Innover pour avancer
Afin de répondre à cette nouvelle demande, les industriels du secteur doivent varier les formats. Du textile aux objets de différentes formes, d’un coffret à une boîte à chaussure, des lots sous blister aux produits en vrac… L’emballage est avant tout là pour protéger tout au long de la chaîne logistique. « Le premier critère de choix est le niveau de protection. Il ne faut pas oublier que le rôle principal de l’emballage est de garantir l’intégrité de l’objet lors de son expédition », confie Ulrick Parfum (Raja). Pour remplir cette mission, La Couronne a développé « un concept de bulle papier ultra-protectrice, une alternative à la bulle plastique. Nous souhaitions fabriquer ce produit de A à Z, c’est pourquoi nous avons conçu une machine en interne : elle peut produire des pochettes bulle 100 % papier, avec ou sans soufflet, d’une à trois couches, avec double bande adhésive (pour les retours en e-commerce), imprimable quatre couleurs avec encres végétales. Nous nous engageons dans une industrialisation dans le light packaging autour du zéro plastique », explique Nicolas Baudart. Au-delà de leur fonction première, l’envoi, enveloppes et petits emballages doivent en effet s’inscrire dans un engagement écologique : « Le deuxième facteur d’achat est l’écoresponsabilité, le type de matériaux utilisés, la capacité de recyclage ou de réemploi, etc. », note Ulrick Parfum. De nouveau, les fabricants ont fait évoluer leur outil industriel pour coller à ces exigences sociétales. « Chez GPV, un axe prioritaire est la sortie du plastique. Grâce au groupe Mayer, nous pouvons opérer cette diversification vers l’emballage tout en travaillant sur l’impact environnemental de nos produits. Cela se traduit par des innovations comme les pochettes aller-retour en kraft à double bande, un film palette biosourcé, ou l’utilisation de scotch papier au lieu du plastique », décrit Aude Walter.

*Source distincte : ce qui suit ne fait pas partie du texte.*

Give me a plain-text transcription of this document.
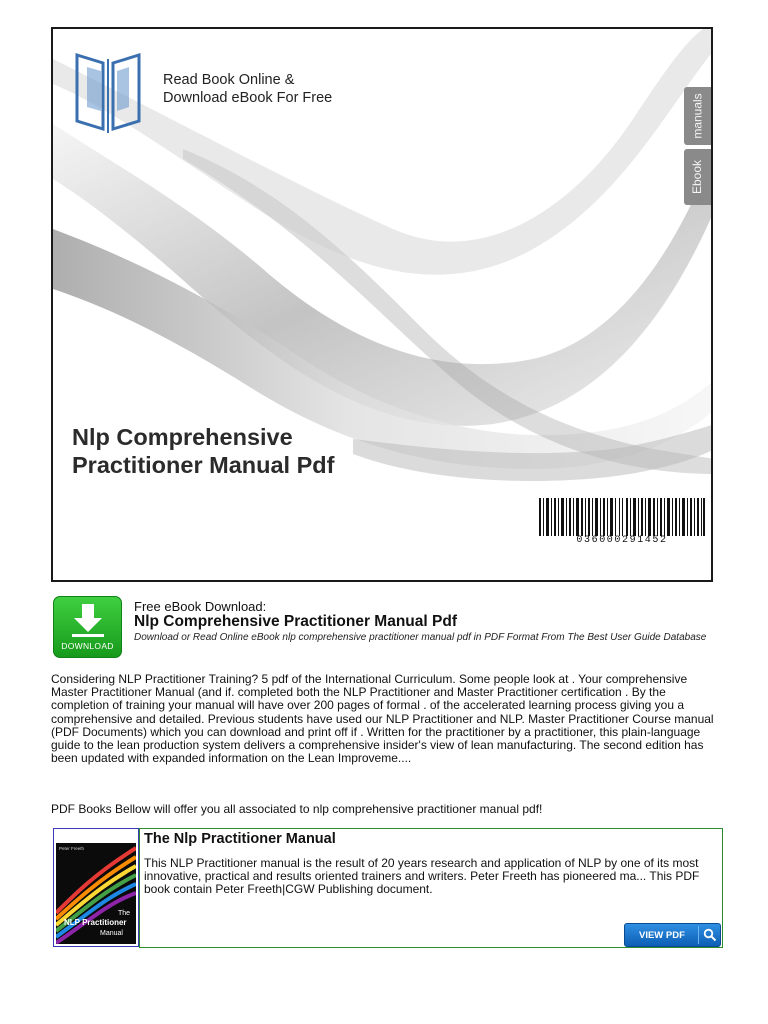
Read Book Online &
Download eBook For Free	manuals
Ebook
Nlp Comprehensive
Practitioner Manual Pdf
036000291452
DOWNLOAD
Free eBook Download:
Nlp Comprehensive Practitioner Manual Pdf
Download or Read Online eBook nlp comprehensive practitioner manual pdf in PDF Format From The Best User Guide Database
Considering NLP Practitioner Training? 5 pdf of the International Curriculum. Some people look at . Your comprehensive Master Practitioner Manual (and if. completed both the NLP Practitioner and Master Practitioner certification . By the completion of training your manual will have over 200 pages of formal . of the accelerated learning process giving you a comprehensive and detailed. Previous students have used our NLP Practitioner and NLP. Master Practitioner Course manual (PDF Documents) which you can download and print off if . Written for the practitioner by a practitioner, this plain-language guide to the lean production system delivers a comprehensive insider's view of lean manufacturing. The second edition has been updated with expanded information on the Lean Improveme....
PDF Books Bellow will offer you all associated to nlp comprehensive practitioner manual pdf!
Peter Freeth
The
NLP Practitioner
Manual
The Nlp Practitioner Manual
This NLP Practitioner manual is the result of 20 years research and application of NLP by one of its most innovative, practical and results oriented trainers and writers. Peter Freeth has pioneered ma... This PDF book contain Peter Freeth|CGW Publishing document.
VIEW PDF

Avec leur double-bande adhésive, les pochettes aller-retour de GPV permettent de réutiliser l’emballage après une première expédition.

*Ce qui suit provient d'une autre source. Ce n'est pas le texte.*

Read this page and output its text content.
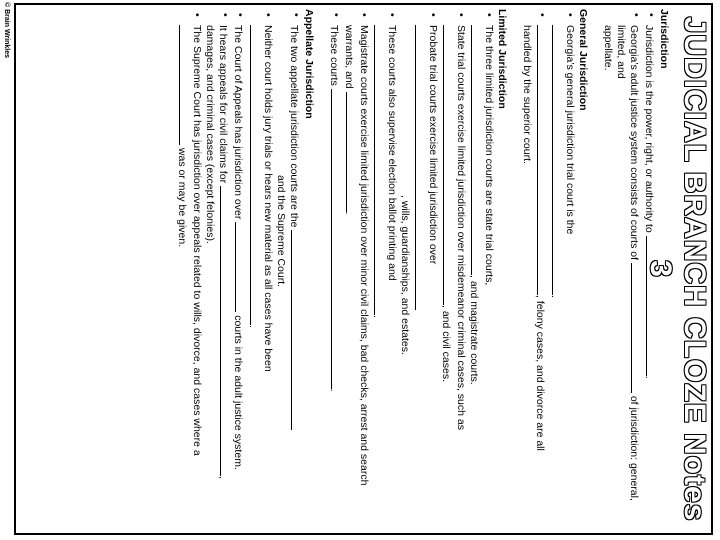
© Brain Wrinkles	JUDICIAL BRANCH CLOZE Notes 3
Jurisdiction
•
Jurisdiction is the power, right, or authority to .
•
Georgia’s adult justice system consists of courts of  of jurisdiction: general, limited, and
appellate.
General Jurisdiction
•
Georgia’s general jurisdiction trial court is the
.
•
, felony cases, and divorce are all
handled by the superior court.
Limited Jurisdiction
•
The three limited jurisdiction courts are state trial courts,
, and magistrate courts.
•
State trial courts exercise limited jurisdiction over misdemeanor criminal cases, such as , and civil cases.
•
Probate trial courts exercise limited jurisdiction over
, wills, guardianships, and estates.
•
These courts also supervise election ballot printing and .
•
Magistrate courts exercise limited jurisdiction over minor civil claims, bad checks, arrest and search warrants, and .
•
These courts .
Appellate Jurisdiction
•
The two appellate jurisdiction courts are the
and the Supreme Court.
•
Neither court holds jury trials or hears new material as all cases have been
.
•
The Court of Appeals has jurisdiction over  courts in the adult justice system.
•
It hears appeals for civil claims for ,
damages, and criminal cases (except felonies).
•
The Supreme Court has jurisdiction over appeals related to wills, divorce, and cases where a  was or may be given.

Des investissements importants
Construire cette nouvelle proposition nécessite des investissements conséquents pour chercher des matières plus propres, créer des process de fabrication plus économes en énergie, c’est-à-dire adapter la production. « Certes c’est un challenge mais selon nous, l’avenir est dans le papier, une filière déjà installée dans un cercle vertueux. Notre vision est de remplacer le plastique par le papier, dans l’emballage et le courrier. D’ailleurs, dans le domaine du paquetage d’enveloppes et pochettes, nous lancerons une nouvelle ligne de production zéro plastique début 2023, un gros investissement pour accéder à l’innovation sur cette branche », remarque Aude Walter. Pour concevoir sa bulle protectrice en papier, La Couronne a également fait un effort financier considérable : « Nous sommes sur un investissement d’1,5 million d’euros (avec le soutien de la région Nouvelle Aquitaine) pour un outil de production de 38 mètres de long et 5 mètres de large, avec des bobines de laize 1200, et jusqu’à trois bobines en simultané. C’est un virage : en maintenant nos actifs sur notre métier historique, nous misons beaucoup sur cette nouvelle activité du petit emballage écoresponsable », confie Nicolas Baudart. Ces initiatives sont reconnues par les acteurs de la distribution. Pour Brice Kapelusz, directeur général de Raja France, « il est très intéressant de voir les fabricants revoir leur proposition commerciale en réinventant leur outil industriel de manière à se diriger vers une nouvelle offre ».

Chez La Couronne, la bulle plastique n’est plus, place à la bulle papier, déclinée dans une large gamme de formats.
Trouver l’équilibre
Après plusieurs années de résilience et de réflexion, les entreprises de la famille du courrier ont finalement décidé de conserver leur métier traditionnel, mais aussi de créer un nouveau pilier pour leur activité. « L’emballage est le levier de croissance du groupe mais nous maintenons notre présence sur la correspondance. Aujourd’hui, nous appuyons simplement notre activité sur deux jambes », analyse Aude Walter. Un cap que l’ensemble de la filière a pris pour renouveler son marché et aller chercher de nouvelles clientèles « Nous continuons à envelopper du courrier, mais désormais, nous enveloppons également des objets. Cette diversification nous ouvre les portes de secteurs que nous n’adressions pas auparavant, comme le luxe ou la high-tech. Notre ambition est de poursuivre nos investissements pour que cette branche représente 50 % de notre activité d’ici trois ou quatre ans », projette Nicolas Baudart. La correspondance est ainsi un très bon exemple d’une branche qui relève le défi de la diversification sans renier son héritage. « Chez Raja, nous n’arrêtons jamais d’innover pour répondre à une demande qui évolue constamment. Nous encourageons nos fournisseurs à faire de même, c’est un travail d’équipe entre fabricant et distributeur. Nous avons confiance en ces catégories, il faut rester mobilisés sur le courrier et le petit emballage pour affirmer nos fondamentaux tout en se transformant », conclut Brice Kapelusz. ?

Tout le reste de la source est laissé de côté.